The history
A Villa, a Family
Villa Pomai Muneratti, owned since the mid-16th century by the Contarini family of the Santa Sofia branch, stands, as evidenced by the Benedictine arches on the façade, on what was an ancient settlement of the Order in the small Mirano fraction.
In 1736 the property came to Lucrezia Contarini of the Madonna dell’Orto branch, wife of Zorzi Contarini Zaffo descendant of the rich Zaffo family, owners of important residences in Venice.
In 1789 the villa became the residence of the Brescian Pomai family, who left their houses in Venice at San Marcuola to settle permanently in Campocroce. The family was composed of Francesco, honorary member of the Georgic Academy of Padua and president of the Agriculture Committee of the Municipality of Mirano, his wife, their children, cousin Abbot Giovambattista, first secretary of Venice, then corresponding member from Mirano of the prestigious Accademia dei Filareti, and from 1805 by Francesco Muneratti, son of the eldest daughter Lucia Pomai.
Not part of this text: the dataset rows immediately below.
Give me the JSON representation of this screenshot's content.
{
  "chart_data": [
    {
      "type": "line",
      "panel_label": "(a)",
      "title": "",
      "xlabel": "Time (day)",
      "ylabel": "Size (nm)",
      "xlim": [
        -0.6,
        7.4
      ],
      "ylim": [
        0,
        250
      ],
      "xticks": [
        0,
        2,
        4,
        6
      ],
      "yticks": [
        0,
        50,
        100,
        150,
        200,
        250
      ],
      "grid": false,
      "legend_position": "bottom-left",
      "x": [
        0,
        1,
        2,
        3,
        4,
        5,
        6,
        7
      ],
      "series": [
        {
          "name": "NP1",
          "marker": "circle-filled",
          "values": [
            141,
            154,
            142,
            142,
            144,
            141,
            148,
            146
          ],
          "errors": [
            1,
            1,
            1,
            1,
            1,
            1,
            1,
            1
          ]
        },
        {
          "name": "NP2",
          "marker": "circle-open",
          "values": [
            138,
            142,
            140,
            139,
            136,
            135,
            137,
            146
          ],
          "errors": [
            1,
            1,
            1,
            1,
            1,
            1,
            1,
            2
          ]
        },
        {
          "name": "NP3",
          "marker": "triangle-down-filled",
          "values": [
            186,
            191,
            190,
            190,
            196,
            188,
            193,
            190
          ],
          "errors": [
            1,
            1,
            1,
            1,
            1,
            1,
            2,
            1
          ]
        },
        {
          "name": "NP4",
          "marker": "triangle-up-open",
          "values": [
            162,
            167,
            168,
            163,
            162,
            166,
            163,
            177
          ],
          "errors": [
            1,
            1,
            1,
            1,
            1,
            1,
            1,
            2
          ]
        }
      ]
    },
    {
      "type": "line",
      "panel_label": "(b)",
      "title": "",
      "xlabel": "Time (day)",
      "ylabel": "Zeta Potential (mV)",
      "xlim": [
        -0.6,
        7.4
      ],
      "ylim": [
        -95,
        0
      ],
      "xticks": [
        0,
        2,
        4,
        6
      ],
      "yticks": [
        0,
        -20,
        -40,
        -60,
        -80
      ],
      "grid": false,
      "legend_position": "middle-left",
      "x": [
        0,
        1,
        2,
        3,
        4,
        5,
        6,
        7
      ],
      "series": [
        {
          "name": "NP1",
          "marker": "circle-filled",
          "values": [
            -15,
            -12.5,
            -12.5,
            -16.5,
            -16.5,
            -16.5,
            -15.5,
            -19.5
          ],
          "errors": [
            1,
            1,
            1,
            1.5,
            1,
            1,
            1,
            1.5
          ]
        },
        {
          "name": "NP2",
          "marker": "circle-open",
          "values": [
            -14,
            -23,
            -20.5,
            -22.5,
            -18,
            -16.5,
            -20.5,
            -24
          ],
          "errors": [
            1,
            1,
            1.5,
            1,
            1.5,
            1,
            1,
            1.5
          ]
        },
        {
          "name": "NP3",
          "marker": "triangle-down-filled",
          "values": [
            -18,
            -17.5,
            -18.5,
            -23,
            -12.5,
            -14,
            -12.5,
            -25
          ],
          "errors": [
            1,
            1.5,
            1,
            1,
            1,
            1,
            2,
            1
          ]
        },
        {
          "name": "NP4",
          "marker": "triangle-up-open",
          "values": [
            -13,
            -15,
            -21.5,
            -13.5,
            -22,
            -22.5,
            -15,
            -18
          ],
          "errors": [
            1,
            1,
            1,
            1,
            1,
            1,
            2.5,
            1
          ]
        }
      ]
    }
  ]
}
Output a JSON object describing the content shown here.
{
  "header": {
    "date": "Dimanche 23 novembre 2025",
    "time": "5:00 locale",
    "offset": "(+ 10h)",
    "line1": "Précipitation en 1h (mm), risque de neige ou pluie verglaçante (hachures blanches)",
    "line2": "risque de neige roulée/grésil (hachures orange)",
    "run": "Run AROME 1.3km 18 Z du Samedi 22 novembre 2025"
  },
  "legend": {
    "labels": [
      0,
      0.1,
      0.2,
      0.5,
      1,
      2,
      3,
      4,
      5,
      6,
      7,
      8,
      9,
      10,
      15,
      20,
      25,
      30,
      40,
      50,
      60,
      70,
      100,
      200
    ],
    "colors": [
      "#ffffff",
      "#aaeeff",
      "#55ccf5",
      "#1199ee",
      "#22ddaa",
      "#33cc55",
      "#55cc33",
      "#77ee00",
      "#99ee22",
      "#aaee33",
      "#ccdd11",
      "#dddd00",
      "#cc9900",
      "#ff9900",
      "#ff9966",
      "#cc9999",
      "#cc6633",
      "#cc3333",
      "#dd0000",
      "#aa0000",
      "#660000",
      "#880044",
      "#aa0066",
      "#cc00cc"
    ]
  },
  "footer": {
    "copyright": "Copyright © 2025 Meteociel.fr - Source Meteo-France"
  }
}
From the descendants of Francesco Pomai, brothers Francesco and Alessandro, the latter married to Venetian patrician Caterina Minio, the purchase of the entire complex was perfected in 1845 and left as inheritance to cousin Alberto Muneratti, Sergeant of the Tuscan Grenadiers, who will settle there very young.
Thanks to the Pomai-Muneratti family, cultivation of rice, flax, and hemp began in the owned lands, and in the garden of the villa, in special greenhouses, the "pepeniere", the sowing of white pepper.
Even today, the villa remains, from the times of Francesco Pomai and his nephew Francesco Muneratti, after more than two centuries, within the same family.